I love this album. There was know one else who sounded liked the original Yes band. And I agree with what IanNB said.
Love Peter Banks, his solo work Two Sides is one of my all time favorites as well as those three great Flash albums. I like that jazzy thing he does on I See You …
For me, Yes started with The Yes Album, and then on from there. Yesterdays introduced me to the introduction years of Yes music, excluding America. You could hear the prog trying to come through in the early works, and the musical struggles in finding their future sound. Sweet Dreams brings to the surface the future of this band, and the sound they would dominate prog with. The rythum section of Yes was always strong, and between Squire and Brufford, you can her something was brewing and ready to overflow. Now 50 years later as a Yes fan, their first record is a musical treasure for me, listening now with a mature musical ear I can appreciate even more the genius of this band called Yes. Their cover songs were filler only, but they shined with their original early compositions and you could hear the rhythmic genius of Yes and what was to come.

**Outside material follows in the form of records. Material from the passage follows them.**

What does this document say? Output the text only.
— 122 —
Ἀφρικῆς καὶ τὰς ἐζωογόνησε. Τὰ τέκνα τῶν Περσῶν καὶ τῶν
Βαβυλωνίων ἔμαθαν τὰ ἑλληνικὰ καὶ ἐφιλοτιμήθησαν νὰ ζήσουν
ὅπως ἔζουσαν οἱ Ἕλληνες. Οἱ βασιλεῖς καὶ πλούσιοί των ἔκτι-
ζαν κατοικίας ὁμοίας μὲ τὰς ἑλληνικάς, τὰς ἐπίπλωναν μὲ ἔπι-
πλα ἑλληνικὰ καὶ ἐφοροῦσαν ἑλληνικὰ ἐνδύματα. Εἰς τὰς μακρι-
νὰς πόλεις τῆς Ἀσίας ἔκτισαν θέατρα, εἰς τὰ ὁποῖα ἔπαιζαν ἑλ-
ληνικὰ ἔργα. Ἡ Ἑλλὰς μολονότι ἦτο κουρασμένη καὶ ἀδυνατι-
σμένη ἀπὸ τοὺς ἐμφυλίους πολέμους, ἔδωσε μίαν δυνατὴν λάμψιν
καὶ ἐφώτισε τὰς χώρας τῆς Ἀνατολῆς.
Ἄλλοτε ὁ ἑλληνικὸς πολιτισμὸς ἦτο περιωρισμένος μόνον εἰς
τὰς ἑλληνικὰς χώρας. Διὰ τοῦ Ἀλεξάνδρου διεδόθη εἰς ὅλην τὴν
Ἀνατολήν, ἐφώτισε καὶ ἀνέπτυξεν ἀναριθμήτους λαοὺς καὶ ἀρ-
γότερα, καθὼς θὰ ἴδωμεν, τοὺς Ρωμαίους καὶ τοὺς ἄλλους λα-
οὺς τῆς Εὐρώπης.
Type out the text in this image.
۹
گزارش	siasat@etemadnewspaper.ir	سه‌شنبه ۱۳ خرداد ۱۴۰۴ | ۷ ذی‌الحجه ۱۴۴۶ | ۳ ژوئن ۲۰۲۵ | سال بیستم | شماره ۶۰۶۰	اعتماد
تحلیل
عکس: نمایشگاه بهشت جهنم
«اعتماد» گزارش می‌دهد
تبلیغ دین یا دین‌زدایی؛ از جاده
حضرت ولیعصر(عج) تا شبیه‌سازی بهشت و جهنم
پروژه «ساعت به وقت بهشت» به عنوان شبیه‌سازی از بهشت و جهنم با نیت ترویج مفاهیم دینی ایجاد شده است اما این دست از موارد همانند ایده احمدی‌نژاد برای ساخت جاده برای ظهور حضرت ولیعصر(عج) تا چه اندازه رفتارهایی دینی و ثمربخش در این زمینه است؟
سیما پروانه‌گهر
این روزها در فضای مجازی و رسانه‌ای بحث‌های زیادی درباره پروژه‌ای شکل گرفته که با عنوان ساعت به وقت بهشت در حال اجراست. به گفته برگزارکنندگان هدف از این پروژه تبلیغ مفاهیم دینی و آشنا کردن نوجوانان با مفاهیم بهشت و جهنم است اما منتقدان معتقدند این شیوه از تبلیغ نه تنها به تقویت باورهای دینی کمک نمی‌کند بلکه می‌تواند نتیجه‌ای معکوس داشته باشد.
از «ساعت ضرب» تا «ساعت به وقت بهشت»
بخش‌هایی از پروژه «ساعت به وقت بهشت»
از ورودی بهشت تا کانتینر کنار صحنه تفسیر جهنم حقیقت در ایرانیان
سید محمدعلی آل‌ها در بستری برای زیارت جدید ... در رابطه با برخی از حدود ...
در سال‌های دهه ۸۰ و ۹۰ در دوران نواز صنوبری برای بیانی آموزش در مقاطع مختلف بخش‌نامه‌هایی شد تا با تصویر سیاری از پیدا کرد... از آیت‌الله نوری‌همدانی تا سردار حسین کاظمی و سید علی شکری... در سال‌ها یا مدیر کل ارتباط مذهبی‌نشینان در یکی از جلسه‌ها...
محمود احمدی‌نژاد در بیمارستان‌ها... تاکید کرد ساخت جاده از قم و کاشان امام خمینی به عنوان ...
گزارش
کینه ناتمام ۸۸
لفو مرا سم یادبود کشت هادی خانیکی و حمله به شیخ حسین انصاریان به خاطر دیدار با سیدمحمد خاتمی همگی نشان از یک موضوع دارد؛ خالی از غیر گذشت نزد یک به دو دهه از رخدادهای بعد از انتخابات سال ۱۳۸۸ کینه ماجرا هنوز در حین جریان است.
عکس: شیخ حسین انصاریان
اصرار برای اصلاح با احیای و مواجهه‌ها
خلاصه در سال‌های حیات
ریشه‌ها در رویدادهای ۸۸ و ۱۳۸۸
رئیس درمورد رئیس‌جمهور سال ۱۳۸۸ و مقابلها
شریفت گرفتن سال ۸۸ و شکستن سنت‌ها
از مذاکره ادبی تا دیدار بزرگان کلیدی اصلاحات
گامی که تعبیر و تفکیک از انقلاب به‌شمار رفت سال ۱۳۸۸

I wish Peter Banks had stayed with Yes for a lot longer. I love the sound of their early music.
Kevin and Mark
Another great episode. I’m afraid I’m
less convinced than you that the debut was a ‘great’ record. I think it was a ‘necessary’ one. In it I hear a psychedelic garage band sound, not untypical of some other bands in 1969. Deep Purple of the same year, Vanilla Fudge, Uriah Heep, etc…
While I don’t think Peter Bank’s wailing distorted guitar or Tony’s organ are unique for the era, I agree Chris’s signature bass playing does elevate the instrumentation above most of their peers. However, I believe what also differentiates their sound on the first album is the vocal harmonies. Not many bands were arranging harmonies like that in 1969. The other element that you both picked up on was the musical arrangement, both of cover songs, but also innthe introduction of episodic pieces such as ‘Survival’. This was to become a later trademark for the band.
In fact the song Survival is structurally similar to the songs Changes (1983) and The Miracle of Life (1991), on both of which Tony Kaye also plays, is a good example of how the album looks forward to the bands future evolution.
Is ‘Yes’ a great record in the Yes Catalogue? In my view no, but I think it made great contribution to the evolution of contemporary music as a whole.
Thanks for another good episode
Alan
I have both the first albums on vinyl that yes album and time and a word! Both fabulous! Was the first concert I ever saw and they did relayer must have been 76 at Hawthorne race course! Both my older brothers were in attendance and I snuck in! Was like seeing God for a 12-year-old kid! Gates of delirium left a life lasting impression!
Thank you everybody for your excellent comments. I look forward each week to reading them, as there are many interesting thoughts and opinions. This week’s episode is no exception.
Take care and thank you for your support of the YMP.